Afinal, aquilo que os Implore provaram foi que seria só necessário começar a tocar. A banda alemã sediada em Espanha e Itália acabou de lançar o seu segundo álbum e conseguiu fazer o mesmo que o flautista no conto tradicional “A Flauta Mágica”. Em vez de levar os ratos até à falésia, o som da banda trouxe uma multidão que se foi juntando em frente ao palco, para serem banhados pela dose característica do seu death metal enegrecido que tem tanta gravilha no som que até poderiam ser uma boa aposta para alcatroar estradas secundárias. Som poderoso na herança da tradição sueca de death metal misturado com uma certa dose de black metal caótico que provocou bastantes circle pits. O power trio circulou pela sua curta carreira, inclusive pelo seu segundo álbum que tem lançamento em Setembro e que em breve será algo de análise pela World Of Metal.

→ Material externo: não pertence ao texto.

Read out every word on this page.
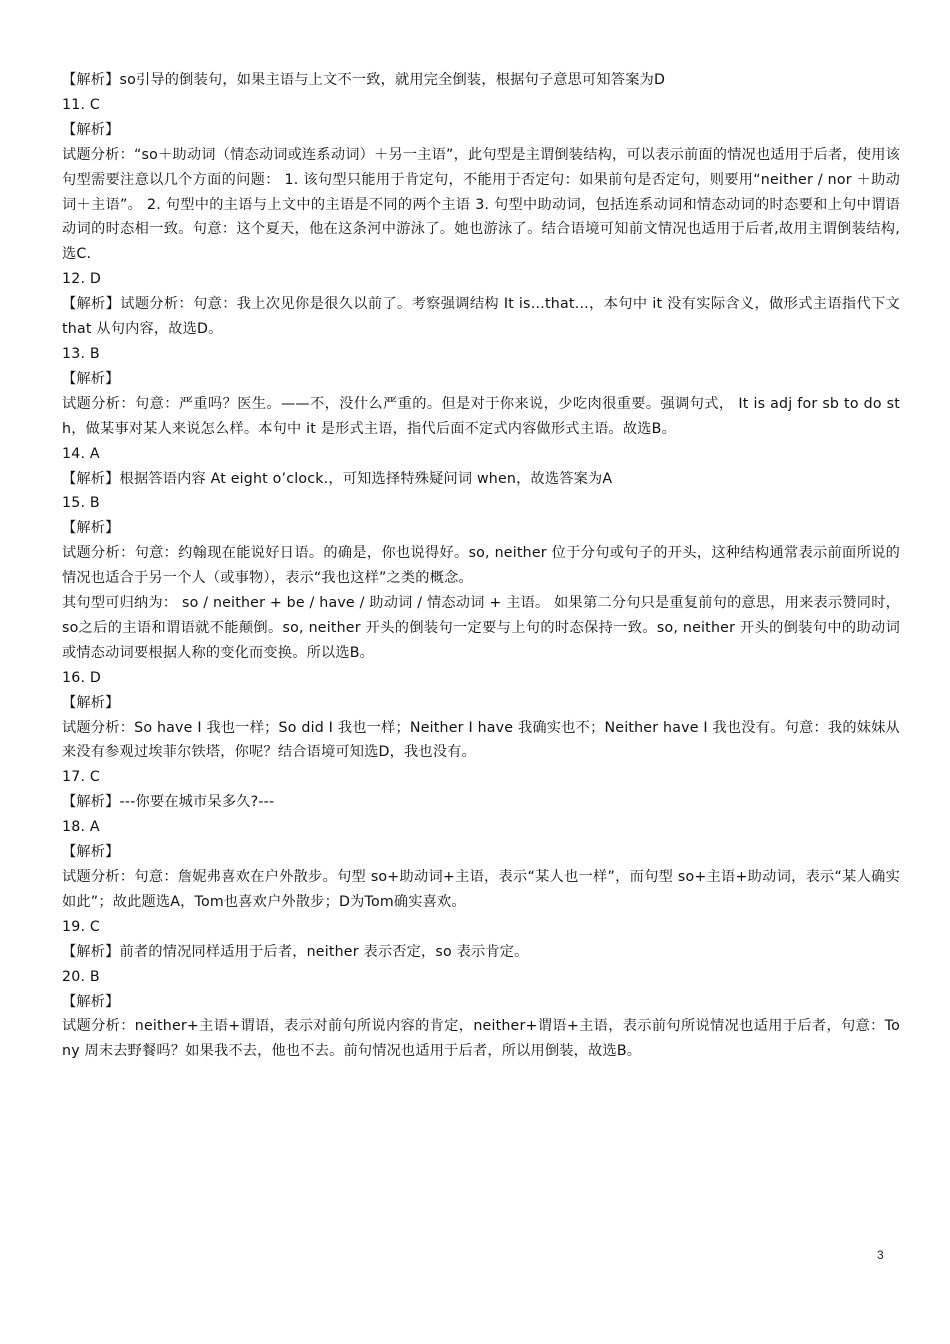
【解析】so引导的倒装句，如果主语与上文不一致，就用完全倒装，根据句子意思可知答案为D
11. C
【解析】
试题分析：“so＋助动词（情态动词或连系动词）＋另一主语”，此句型是主谓倒装结构，可以表示前面的情况也适用于后者，使用该句型需要注意以几个方面的问题： 1. 该句型只能用于肯定句，不能用于否定句：如果前句是否定句，则要用“neither / nor ＋助动词＋主语”。 2. 句型中的主语与上文中的主语是不同的两个主语 3. 句型中助动词，包括连系动词和情态动词的时态要和上句中谓语动词的时态相一致。句意：这个夏天，他在这条河中游泳了。她也游泳了。结合语境可知前文情况也适用于后者,故用主谓倒装结构,选C.
12. D
【解析】试题分析：句意：我上次见你是很久以前了。考察强调结构 It is…that…，本句中 it 没有实际含义，做形式主语指代下文 that 从句内容，故选D。
13. B
【解析】
试题分析：句意：严重吗？医生。——不，没什么严重的。但是对于你来说，少吃肉很重要。强调句式， It is adj for sb to do sth，做某事对某人来说怎么样。本句中 it 是形式主语，指代后面不定式内容做形式主语。故选B。
14. A
【解析】根据答语内容 At eight o’clock.，可知选择特殊疑问词 when，故选答案为A
15. B
【解析】
试题分析：句意：约翰现在能说好日语。的确是，你也说得好。so, neither 位于分句或句子的开头，这种结构通常表示前面所说的情况也适合于另一个人（或事物），表示“我也这样”之类的概念。
其句型可归纳为： so / neither + be / have / 助动词 / 情态动词 + 主语。 如果第二分句只是重复前句的意思，用来表示赞同时，so之后的主语和谓语就不能颠倒。so, neither 开头的倒装句一定要与上句的时态保持一致。so, neither 开头的倒装句中的助动词或情态动词要根据人称的变化而变换。所以选B。
16. D
【解析】
试题分析：So have I 我也一样；So did I 我也一样；Neither I have 我确实也不；Neither have I 我也没有。句意：我的妹妹从来没有参观过埃菲尔铁塔，你呢？结合语境可知选D，我也没有。
17. C
【解析】---你要在城市呆多久?---
18. A
【解析】
试题分析：句意：詹妮弗喜欢在户外散步。句型 so+助动词+主语，表示“某人也一样”，而句型 so+主语+助动词，表示“某人确实如此”；故此题选A，Tom也喜欢户外散步；D为Tom确实喜欢。
19. C
【解析】前者的情况同样适用于后者，neither 表示否定，so 表示肯定。
20. B
【解析】
试题分析：neither+主语+谓语，表示对前句所说内容的肯定，neither+谓语+主语，表示前句所说情况也适用于后者，句意：Tony 周末去野餐吗？如果我不去，他也不去。前句情况也适用于后者，所以用倒装，故选B。
3
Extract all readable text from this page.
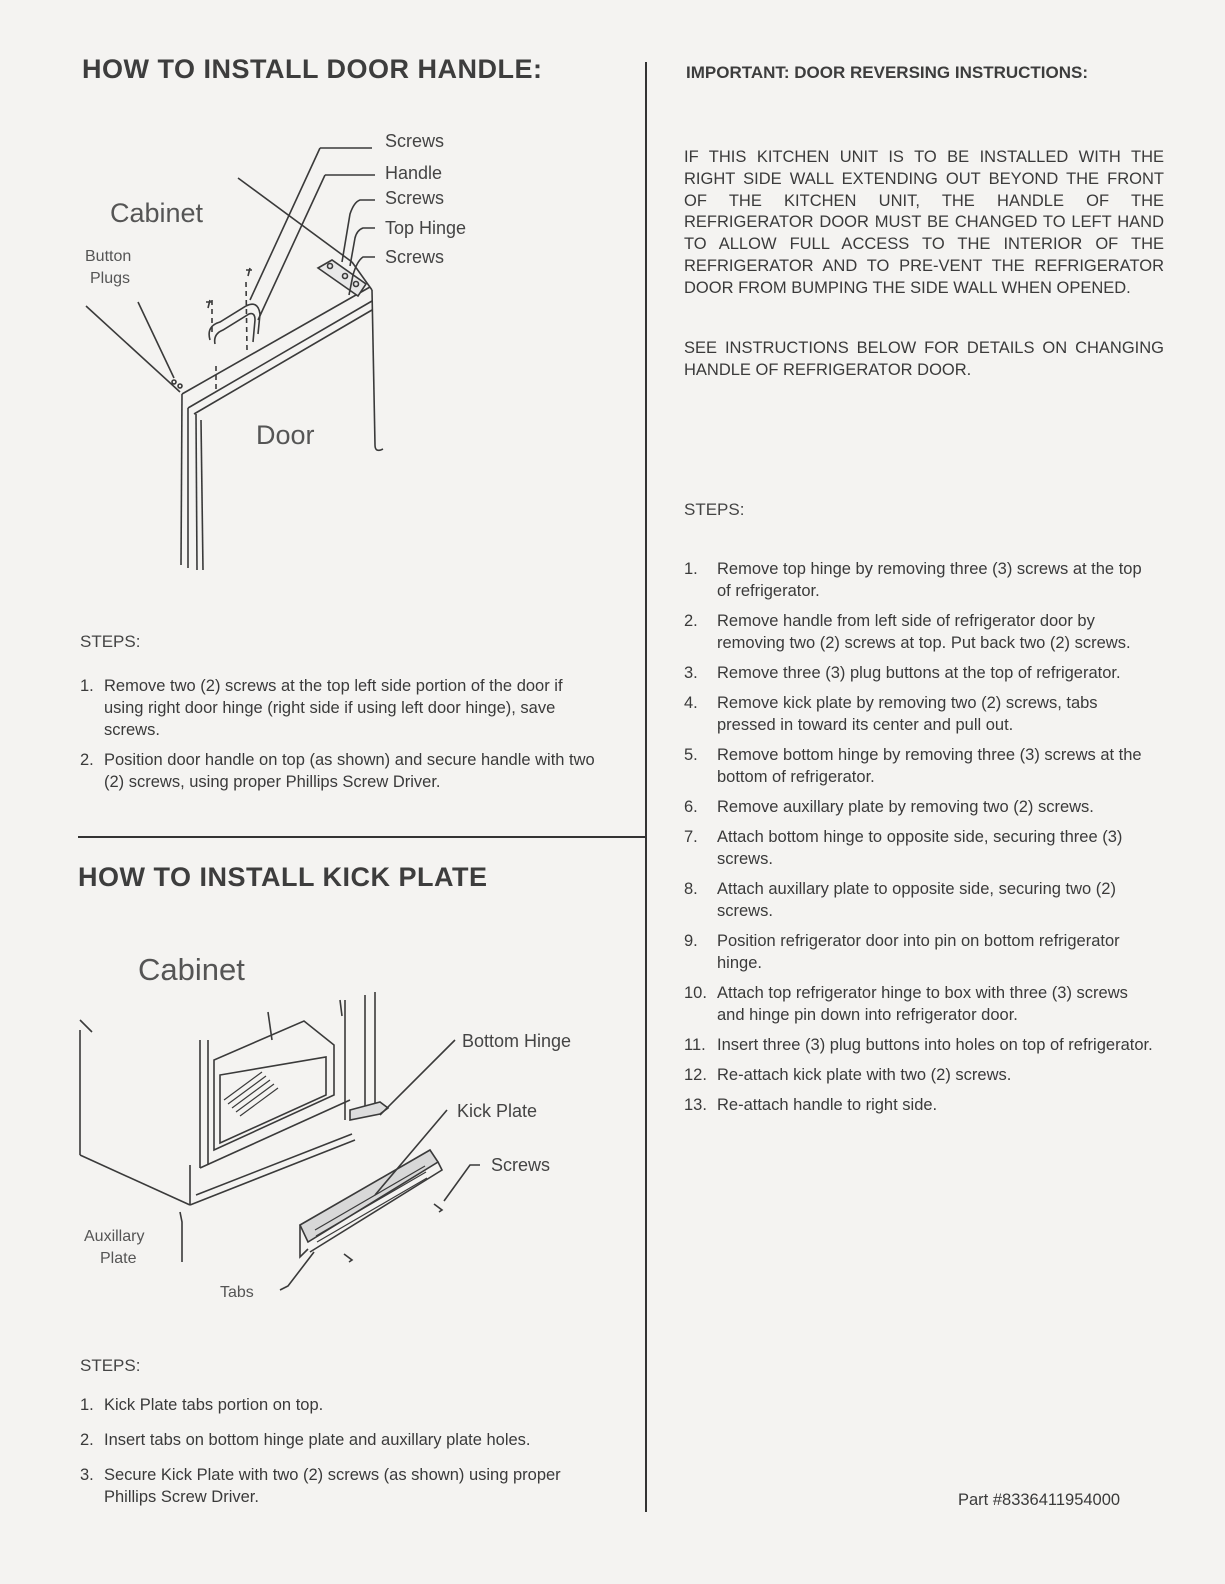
HOW TO INSTALL DOOR HANDLE:
Screws
Handle
Screws
Top Hinge
Screws
Cabinet
Button
Plugs
Door
STEPS:
1. Remove two (2) screws at the top left side portion of the door if using right door hinge (right side if using left door hinge), save screws.
2. Position door handle on top (as shown) and secure handle with two (2) screws, using proper Phillips Screw Driver.
HOW TO INSTALL KICK PLATE
Cabinet
Bottom Hinge
Kick Plate
Screws
Auxillary
Plate
Tabs
STEPS:
1. Kick Plate tabs portion on top.
2. Insert tabs on bottom hinge plate and auxillary plate holes.
3. Secure Kick Plate with two (2) screws (as shown) using proper Phillips Screw Driver.
IMPORTANT: DOOR REVERSING INSTRUCTIONS:
IF THIS KITCHEN UNIT IS TO BE INSTALLED WITH THE RIGHT SIDE WALL EXTENDING OUT BEYOND THE FRONT OF THE KITCHEN UNIT, THE HANDLE OF THE REFRIGERATOR DOOR MUST BE CHANGED TO LEFT HAND TO ALLOW FULL ACCESS TO THE INTERIOR OF THE REFRIGERATOR AND TO PRE-VENT THE REFRIGERATOR DOOR FROM BUMPING THE SIDE WALL WHEN OPENED.
SEE INSTRUCTIONS BELOW FOR DETAILS ON CHANGING HANDLE OF REFRIGERATOR DOOR.
STEPS:
1. Remove top hinge by removing three (3) screws at the top of refrigerator.
2. Remove handle from left side of refrigerator door by removing two (2) screws at top. Put back two (2) screws.
3. Remove three (3) plug buttons at the top of refrigerator.
4. Remove kick plate by removing two (2) screws, tabs pressed in toward its center and pull out.
5. Remove bottom hinge by removing three (3) screws at the bottom of refrigerator.
6. Remove auxillary plate by removing two (2) screws.
7. Attach bottom hinge to opposite side, securing three (3) screws.
8. Attach auxillary plate to opposite side, securing two (2) screws.
9. Position refrigerator door into pin on bottom refrigerator hinge.
10. Attach top refrigerator hinge to box with three (3) screws and hinge pin down into refrigerator door.
11. Insert three (3) plug buttons into holes on top of refrigerator.
12. Re-attach kick plate with two (2) screws.
13. Re-attach handle to right side.
Part #8336411954000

Começaram a tocar para o vazio e deixaram para trás uma multidão ávida por mais. Missão cumprida na perfeição. Os senhores que se seguiam eram os Brutality Will Prevail, do Reino Unido (mais concretamente do País de Gales) e trouxeram ainda mais agitação com o seu hardcore musculado e vitaminado. Com o quinto álbum às costas (“In Dark Places”), a banda passeou pelo seu repertório confortavelmente e tendo uma boa recepção em qualquer uma das escolhas – da nossa parte destacamos a “Path” e “Casket”. Era um som que convidava ao movimento e acção – os próprios membros da banda estavam imparáveis, principalmente o vocalista, Louis Gauthier, que parecia estar numa autêntica aula de ginástica intensiva, saltando de um lado para o outro, indo para perto do público e cantando com ele. Para quem ainda não estava bem acordado, este despertar foi bem eficaz.
Caso houvesse ainda quem estivesse com dificuldades em concentrar-se no momento presente, a banda que se seguia tratou de trazer todos de volta à terra. Os Hills Have Eyes seriam uma escolha lógica para suceder aos Brutality Will Prevail. A banda portuguesa pode ter menos tempo de carreira que os britânicos, menos álbuns lançados mas o seu entusiasmo e a sua energia são ímpares e fazem frente a qualquer projecto internacional. “Antebellum” foi o terceiro álbum de originais que coroou uma evolução constante, lançado já em 2015, e ao vivo a banda demonstra ser verdadeiramente veterana na arte de cativar e engajar o público.
Curiosamente a banda foi avisada por pessoas próximas que o Vagos seria uma escolha arriscada, que não seria bem recebidos. Ora aqui está a magia do Vagos Metal Fest, algo que vamos explorar mais à frente em pormenor. A organização apostou na diversividade, uma aposta que por vezes nem sempre resulta mas que neste segundo dia correu na perfeição. A banda portuguesa foi bem recebida e recebeu de volta toda da muita energia que enviou do palco. “Never Quit”, o mais recente single da banda, foi um dos temas que mais destacamos, não só pela mensagem como também pela reacção que conseguiu provocar num público rendido à banda portuguesa que saiu de coração cheio pelo carinho dado. Nem crowd surfing por parte do vocalista Fábio Batista faltou. Merecida apoteose!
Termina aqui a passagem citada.